Whe3n it happens, I want to eat and eat and eat until the feeling goes away. My diabetic brother says that you can actually eat a yogurt and lie down and it should go away in about 15 minutes----it just feels so awful that i keep eating----i guess thinking it will make it go away faster.
Once, I had no symptoms it was about to drop. i made a sandwich and had already started eating--and all of a sudden my blood sugar plummeted---that was really weird for it to drop after I started eating, with no warning beforehand.
When I was first diagnosed with low cortisol there were a number of other hormones that were low, too. I can't seem to maintain a normal DHEA level when i don't have enough cortisol----yet my family doctor told me he had never heard of anyone being treated with DHEA. My DHEA had been low when this started, but after i was taken off of cortisol, my DHEA levels dropped to about 10---they are supposed to be about 280.
Pancytopenic-----is that similar to pancytopenia---is it basically the same thing? My niece had that as a little girl. She was put on steroids and it went away--and she was aable to go off steroids.

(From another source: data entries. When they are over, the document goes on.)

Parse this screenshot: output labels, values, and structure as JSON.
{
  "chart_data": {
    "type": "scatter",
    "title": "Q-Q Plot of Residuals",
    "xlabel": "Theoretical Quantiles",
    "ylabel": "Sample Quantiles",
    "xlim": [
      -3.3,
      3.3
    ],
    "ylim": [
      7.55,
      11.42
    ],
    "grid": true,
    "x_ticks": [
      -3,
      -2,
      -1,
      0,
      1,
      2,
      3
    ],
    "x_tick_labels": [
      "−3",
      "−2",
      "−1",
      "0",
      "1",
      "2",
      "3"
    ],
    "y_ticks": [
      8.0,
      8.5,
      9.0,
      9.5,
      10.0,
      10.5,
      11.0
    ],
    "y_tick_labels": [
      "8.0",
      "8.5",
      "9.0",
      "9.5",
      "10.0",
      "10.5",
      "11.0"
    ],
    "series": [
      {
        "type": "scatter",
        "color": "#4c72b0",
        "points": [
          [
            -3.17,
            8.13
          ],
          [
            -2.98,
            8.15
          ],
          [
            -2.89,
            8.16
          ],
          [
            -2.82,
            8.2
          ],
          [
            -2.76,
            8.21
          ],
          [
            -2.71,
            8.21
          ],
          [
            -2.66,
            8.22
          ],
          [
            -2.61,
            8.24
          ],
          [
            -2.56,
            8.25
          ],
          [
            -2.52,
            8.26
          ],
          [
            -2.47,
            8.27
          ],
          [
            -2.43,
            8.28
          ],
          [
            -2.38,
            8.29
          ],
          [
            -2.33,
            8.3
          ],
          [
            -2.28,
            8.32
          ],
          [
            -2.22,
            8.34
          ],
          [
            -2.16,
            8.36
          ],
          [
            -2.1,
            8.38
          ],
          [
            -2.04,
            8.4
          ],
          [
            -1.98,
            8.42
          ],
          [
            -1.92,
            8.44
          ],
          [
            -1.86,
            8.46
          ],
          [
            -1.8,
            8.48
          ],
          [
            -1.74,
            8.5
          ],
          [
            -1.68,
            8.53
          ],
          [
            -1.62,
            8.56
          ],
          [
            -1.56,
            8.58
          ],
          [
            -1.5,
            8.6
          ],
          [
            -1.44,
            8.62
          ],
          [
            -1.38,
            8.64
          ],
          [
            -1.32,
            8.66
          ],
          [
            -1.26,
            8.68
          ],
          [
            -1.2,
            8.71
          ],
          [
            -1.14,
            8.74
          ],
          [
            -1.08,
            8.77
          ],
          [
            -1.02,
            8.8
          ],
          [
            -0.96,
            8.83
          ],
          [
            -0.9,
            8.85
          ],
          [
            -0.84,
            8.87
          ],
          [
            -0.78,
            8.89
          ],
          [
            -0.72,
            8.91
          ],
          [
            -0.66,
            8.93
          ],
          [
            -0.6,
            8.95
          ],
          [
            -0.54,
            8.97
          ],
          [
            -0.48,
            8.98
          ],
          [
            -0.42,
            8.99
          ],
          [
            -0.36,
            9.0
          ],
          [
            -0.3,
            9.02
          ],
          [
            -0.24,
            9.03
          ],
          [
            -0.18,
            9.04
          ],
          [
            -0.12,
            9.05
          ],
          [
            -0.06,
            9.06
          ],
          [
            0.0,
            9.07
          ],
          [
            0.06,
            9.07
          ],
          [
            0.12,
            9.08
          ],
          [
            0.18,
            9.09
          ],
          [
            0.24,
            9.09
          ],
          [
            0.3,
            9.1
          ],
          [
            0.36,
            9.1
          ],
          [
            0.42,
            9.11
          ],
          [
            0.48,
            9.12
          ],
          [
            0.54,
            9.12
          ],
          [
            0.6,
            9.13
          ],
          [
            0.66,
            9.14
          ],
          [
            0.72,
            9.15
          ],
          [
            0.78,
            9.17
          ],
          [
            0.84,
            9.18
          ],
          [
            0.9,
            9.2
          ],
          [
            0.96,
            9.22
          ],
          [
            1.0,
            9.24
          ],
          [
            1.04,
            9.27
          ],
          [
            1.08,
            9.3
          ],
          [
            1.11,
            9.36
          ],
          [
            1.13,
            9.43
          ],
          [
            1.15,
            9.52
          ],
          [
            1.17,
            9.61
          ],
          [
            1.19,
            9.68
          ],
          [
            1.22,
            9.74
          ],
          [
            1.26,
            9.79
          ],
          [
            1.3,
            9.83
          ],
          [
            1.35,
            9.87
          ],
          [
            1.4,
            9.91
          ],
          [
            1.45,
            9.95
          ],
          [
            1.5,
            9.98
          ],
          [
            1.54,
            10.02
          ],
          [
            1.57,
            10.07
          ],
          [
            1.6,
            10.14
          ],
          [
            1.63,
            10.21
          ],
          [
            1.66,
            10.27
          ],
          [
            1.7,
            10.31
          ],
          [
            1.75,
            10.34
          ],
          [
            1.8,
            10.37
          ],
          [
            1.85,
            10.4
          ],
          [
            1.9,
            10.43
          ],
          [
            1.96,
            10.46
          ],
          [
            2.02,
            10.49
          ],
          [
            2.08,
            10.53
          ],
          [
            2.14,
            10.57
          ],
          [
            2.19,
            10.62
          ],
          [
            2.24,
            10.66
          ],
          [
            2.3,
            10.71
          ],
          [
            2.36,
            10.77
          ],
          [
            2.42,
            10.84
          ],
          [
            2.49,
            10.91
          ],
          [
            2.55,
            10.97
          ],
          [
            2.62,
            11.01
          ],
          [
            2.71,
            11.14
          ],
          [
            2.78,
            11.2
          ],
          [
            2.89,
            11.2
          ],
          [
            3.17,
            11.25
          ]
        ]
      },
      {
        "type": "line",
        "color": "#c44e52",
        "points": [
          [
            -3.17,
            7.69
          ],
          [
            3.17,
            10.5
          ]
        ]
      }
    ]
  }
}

I just talked to my doc. He told me to raise my cortef to 30 mgs---at breakfast, at lunch and around 3-4. right now I'm taking it at breakfast and around noon---i start to fall apart around 3. i can't believe that a woman who used to be able to get 6 young children to church, on time, at 9am, cannot even figure out what to do or where to start when she only has 4 kids at home and the youngest is 8.
I was more on top of things when i had 3 children 2 years old and under. i did have a 14 year old to help me, but I also had a 6 yr old and an 8 year old. I don't know how I did it.
I've got to figure out what is causing my shakes pretty quick because I don't want to confuse it with thyroid---i had the shakes when I was not on any thyroid.
My heart rate is one of the things the doc wants me to keep track of as my thyroid is raised. i am only on NP thyroid, and i take it all in the morning.
I have seen different theories about it. i have heard it should be divided and taken twice a day, I have heard that it has too much T3 for some people, and I have heard that the T3 kicks in right away and the T4 is stored to be released when your body needs it.
I need to look back at my info, but I think my NP thyroid is not mostly T3--I think it is a small percentage of the medication.
Low cortisol impacts sodium. People differ - but when you get low - you can get low in other things when cortisol gets really low (I know from a crisis in a hospital that I got pancytopenic - pretty much everything on my dropped from WBC to RBC to sodium to potassium to calcium to magnesium to whatever). I know I get confused easily and can get off if I don't eat or don't eat well.
Armour is mostly T3 which is short acting - it is also a high amount of T3 which can raise your heart rate... I hope you are getting some T4 as well to balance it out.
Adrenaline is totally another issue/hormone - it should be just fine. Plus nerve endings have it as well.
Not sure about the low blood sugar - what testing was done?